Beim Heilpädagogischen Reiten haben Kinder und Jugendliche die Möglichkeit, ihren eigenen Einfluss auf das Pferd kennenzulernen. Dies setzt bereits ein gewisses Maß an Bewegungserfahrung auf dem Pferd und ein höheres Maß an Selbständigkeit und Autonomie voraus. Der enge Kontakt beim Reiten und die Beziehung zum Pferd stärken hier die motorische und sozial-emotionale Entwicklung.

Auch diese Form der Förderung ist in der Regel eine Gruppenaktivität. Zur Schonung der Pferde und zum Festigen erster reiterlicher Voraussetzungen im Sattel finden die ersten Einheiten an der Longe statt.

Besondere Faktoren bei der HFP sind, dass das Pferd ein für die meisten Klienten unbekanntes Medium ist, in dem die Menschen nicht auf eingefahrene Verhaltensmuster zurückgreifen können, sondern neue Erfahrungen machen und damit auch neue Verhaltens- und Reaktionsweisen erproben. Das Pferd wirkt einerseits als Spiegel, andererseits tritt es dem Menschen völlig vorurteilsfrei gegenüber. Im Umgang mit dem Pferd wird der Mensch ganzheitlich angesprochen: körperlich, emotional, geistig und sozial. Durch den ganzheitlichen Charakter und den hohen Aufforderungscharakter des Pferdes ist diese Therapieform auch besonders bei therapiemüden Menschen indiziert.
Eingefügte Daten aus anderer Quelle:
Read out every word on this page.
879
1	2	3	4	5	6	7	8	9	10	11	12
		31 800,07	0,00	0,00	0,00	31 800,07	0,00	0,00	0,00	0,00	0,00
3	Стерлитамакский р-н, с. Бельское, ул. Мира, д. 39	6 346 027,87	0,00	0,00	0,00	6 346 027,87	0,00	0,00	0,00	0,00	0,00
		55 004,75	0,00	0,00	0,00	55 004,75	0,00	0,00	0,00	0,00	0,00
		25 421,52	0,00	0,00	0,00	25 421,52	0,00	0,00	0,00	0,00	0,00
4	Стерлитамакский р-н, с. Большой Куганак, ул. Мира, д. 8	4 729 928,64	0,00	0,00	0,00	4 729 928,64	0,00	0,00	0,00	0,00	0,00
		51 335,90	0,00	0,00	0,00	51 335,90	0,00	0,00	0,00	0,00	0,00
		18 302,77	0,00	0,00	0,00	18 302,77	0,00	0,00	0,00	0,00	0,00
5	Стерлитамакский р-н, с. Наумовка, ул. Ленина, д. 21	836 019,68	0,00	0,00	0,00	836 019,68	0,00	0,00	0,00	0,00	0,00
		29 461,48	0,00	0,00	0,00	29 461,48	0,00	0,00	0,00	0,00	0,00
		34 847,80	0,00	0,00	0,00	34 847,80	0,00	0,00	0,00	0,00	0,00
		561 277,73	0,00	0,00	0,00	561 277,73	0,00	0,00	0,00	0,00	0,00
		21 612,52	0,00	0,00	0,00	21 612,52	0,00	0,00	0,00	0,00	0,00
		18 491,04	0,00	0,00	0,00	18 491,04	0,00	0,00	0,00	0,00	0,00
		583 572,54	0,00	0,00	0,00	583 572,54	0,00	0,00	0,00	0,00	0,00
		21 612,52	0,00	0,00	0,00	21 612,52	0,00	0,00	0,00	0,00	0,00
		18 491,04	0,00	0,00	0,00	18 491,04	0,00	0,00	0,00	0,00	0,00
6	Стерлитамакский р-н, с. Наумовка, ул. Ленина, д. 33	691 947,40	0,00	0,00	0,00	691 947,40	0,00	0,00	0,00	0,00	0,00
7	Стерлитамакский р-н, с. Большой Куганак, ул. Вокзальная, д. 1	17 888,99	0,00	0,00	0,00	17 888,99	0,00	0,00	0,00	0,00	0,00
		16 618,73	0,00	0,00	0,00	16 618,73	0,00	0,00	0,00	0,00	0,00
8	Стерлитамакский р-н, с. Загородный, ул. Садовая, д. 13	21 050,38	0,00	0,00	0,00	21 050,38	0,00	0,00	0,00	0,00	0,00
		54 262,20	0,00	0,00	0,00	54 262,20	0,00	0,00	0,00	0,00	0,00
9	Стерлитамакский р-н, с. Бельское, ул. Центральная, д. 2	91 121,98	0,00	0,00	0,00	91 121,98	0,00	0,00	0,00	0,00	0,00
Zielgruppen für eine heilpädagogische Förderung mit dem Pferd sind Menschen mit

  • Lern- und geistigen Behinderungen
  • Verhaltensauffälligkeiten, z.B. Ängste, mangelndes Selbstwertgefühl, Kontaktstörungen, Konzentrationsstörungen, Aggressivität, Hyperaktivität etc.
  • Wahrnehmungsstörungen
  • Autismus oder autistischen Verhaltensweisen
  • neurotischen Erkrankungen
  • Sprachstörungen, z.B. selektiven Mutismus,
  • psychosomatischen Erkrankungen

Das Alter der Menschen in der heilpädagogischen Förderung mit dem Pferd ist abhängig von körperlichen und mentalen Voraussetzungen. In der Regel kann eine Förderung ab 3 Jahren erfolgen, eine Höchstgrenze gibt es nicht. Gerade für Menschen mit einer geistigen Behinderung gibt es keine feste Konstante. In jedem Fall muss vor Beginn der Maßnahme eine ärztliche Unbedenklichkeitsbescheingung vorliegen. Zurzeit nutzen ca. 100 Kinder, Jugendliche und Erwachsene wöchentlich die Angebote der Praxis. Hierin eingeschlossen sind auch immer wieder Projekte z.B. mit der Universität Dortmund "Starke Jungs", mit der Drogenberatungsstelle Dortmund Drobs "Emma", mit der Christopherusschule Bochum-Gehrte u.a.

Zielsetzungen

Von besonderer Bedeutung ist es, dass die Erwartungen für die Förderung gemeinsam mit den Beteiligten festgelegt werden und eine gemeinsame Zielsetzung erarbeitet wird. Diese Absprachen werden im Anamnesegespräch festgehalten und regelmäßig überprüft.

Die Zielsetzungen können im Bereich der Motorik ebenso wie im Bereich des Verhaltens oder der emotionalen Entwicklung liegen.